2014-09-13 20:15 GMT+02:00 James Heald j.heald@ucl.ac.uk:
On 13/09/2014 18:15, Jan Ainali wrote:
2014-09-13 18:14 GMT+02:00 James Heald j.heald@ucl.ac.uk:
- Where will topics be stored ? *
On the question of where the list of topics will be stored, the initial thoughts of the Structured Data team would seem to be clear: they are to be stored on the new CommonsData wikibase.
See eg: https://commons.wikimedia.org/w/index.php?title=File% 3AStructured_Data_-_Slides.pdf&page=17 ("topic links")
I read that as topics will be stored on Wikidata. That is, on Commons, you say that file DouglasAdams.jpg is about topic Q42, which is referring to an object on Wikidata. Everything about Q42 is stored on Wikidata.

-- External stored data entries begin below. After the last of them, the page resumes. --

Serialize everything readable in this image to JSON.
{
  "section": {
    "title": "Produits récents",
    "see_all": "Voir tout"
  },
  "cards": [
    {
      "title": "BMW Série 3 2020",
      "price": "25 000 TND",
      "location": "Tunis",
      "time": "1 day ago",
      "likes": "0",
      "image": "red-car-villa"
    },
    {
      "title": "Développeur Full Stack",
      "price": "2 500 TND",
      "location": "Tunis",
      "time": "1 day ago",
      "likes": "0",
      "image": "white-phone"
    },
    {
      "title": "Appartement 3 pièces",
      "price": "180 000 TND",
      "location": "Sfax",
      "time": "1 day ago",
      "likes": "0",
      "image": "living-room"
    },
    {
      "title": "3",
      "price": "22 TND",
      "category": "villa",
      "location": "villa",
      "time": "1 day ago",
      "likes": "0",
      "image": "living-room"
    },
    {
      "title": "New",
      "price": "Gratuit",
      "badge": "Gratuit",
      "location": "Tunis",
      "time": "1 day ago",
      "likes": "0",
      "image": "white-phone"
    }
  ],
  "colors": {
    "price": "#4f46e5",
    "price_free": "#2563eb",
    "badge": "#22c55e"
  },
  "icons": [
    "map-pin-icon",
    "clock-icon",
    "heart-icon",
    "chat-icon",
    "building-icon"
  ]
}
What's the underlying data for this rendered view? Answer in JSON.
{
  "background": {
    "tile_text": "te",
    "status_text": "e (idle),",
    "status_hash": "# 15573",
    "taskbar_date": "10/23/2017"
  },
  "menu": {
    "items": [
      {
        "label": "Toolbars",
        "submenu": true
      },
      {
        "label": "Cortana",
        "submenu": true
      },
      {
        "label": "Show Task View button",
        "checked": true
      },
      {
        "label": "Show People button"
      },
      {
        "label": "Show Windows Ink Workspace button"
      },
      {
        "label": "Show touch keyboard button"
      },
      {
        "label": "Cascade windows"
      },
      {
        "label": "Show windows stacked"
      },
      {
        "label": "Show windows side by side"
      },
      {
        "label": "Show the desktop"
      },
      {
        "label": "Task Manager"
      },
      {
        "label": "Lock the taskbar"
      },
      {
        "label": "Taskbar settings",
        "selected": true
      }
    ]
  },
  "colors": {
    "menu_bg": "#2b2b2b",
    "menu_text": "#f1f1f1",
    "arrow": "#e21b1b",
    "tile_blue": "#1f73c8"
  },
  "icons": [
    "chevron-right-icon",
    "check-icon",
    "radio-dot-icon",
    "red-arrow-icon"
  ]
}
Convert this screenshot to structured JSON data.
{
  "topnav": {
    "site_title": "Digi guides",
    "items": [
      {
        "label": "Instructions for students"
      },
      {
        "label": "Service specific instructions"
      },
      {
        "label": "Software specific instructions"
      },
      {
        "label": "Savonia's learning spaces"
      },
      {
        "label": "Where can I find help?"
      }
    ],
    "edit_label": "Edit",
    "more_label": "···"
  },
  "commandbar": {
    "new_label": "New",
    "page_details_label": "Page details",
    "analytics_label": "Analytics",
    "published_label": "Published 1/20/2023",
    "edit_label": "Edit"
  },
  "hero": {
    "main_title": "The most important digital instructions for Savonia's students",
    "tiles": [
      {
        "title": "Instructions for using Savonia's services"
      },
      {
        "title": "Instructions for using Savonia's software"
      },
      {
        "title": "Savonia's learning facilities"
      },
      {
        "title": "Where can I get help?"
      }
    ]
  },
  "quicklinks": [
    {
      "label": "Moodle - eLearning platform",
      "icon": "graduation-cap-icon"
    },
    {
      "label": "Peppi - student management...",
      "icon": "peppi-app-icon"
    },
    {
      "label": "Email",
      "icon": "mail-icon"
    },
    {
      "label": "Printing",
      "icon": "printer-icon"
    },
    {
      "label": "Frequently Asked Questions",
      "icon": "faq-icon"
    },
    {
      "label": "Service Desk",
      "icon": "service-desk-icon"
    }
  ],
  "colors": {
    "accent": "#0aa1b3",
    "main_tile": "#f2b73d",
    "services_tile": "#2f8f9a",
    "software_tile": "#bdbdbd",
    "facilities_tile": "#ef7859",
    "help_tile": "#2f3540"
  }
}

Yes, I imagine you would store say
Q42182 (pointing to Buckingham palace), probably with P180 ("depicts" - as opposed to "signature of", or "chemical structure for"
But I suspect you would also store eg
Q16560 (palace) etc; even though this is implied by Buckingham Palace
- What about the natural hierarchical structure ? *
eg
Leonardo da Vinci --> Mona Lisa --> --> Files depicting the Mona Lisa
Shouldn't the fact that it was Leonardo that painted the Mona Lisa only be stored in one place, on Mona Lisa, (or perhaps on Leonardo); but *not* multiple times, separately on every single depiction file?
*A*: Probably not, for several reasons.
If the topics are on Wikidata, you will have this "for free", meaning that the hierarchy is already there, ready to be exploited.
Yes the hierarchy is there, ready to be exploited.
But exploiting it costs time.
The point I'm making in my post is that, especially when the user request is a combination search on two quite general topics, you don't want to be hanging around *waiting* while the system works out how to exploit it.
Instead you want the answer then and there -- and that means denormalisation.
Let the ops worry about time, I have not heard them complain about a search dystopia yet. Even the Wiki Data Query has reasonable response time compairing to the power it offers in the queries. And that is on wmflabs, not a production server. You're saying that even when we make the effort to get structured linked data we should not exploit the single most important advantage it offers. It does not make sense. It almost like just repeating the category sysem again but with another software (albeit it offers multilinguality).
/Jan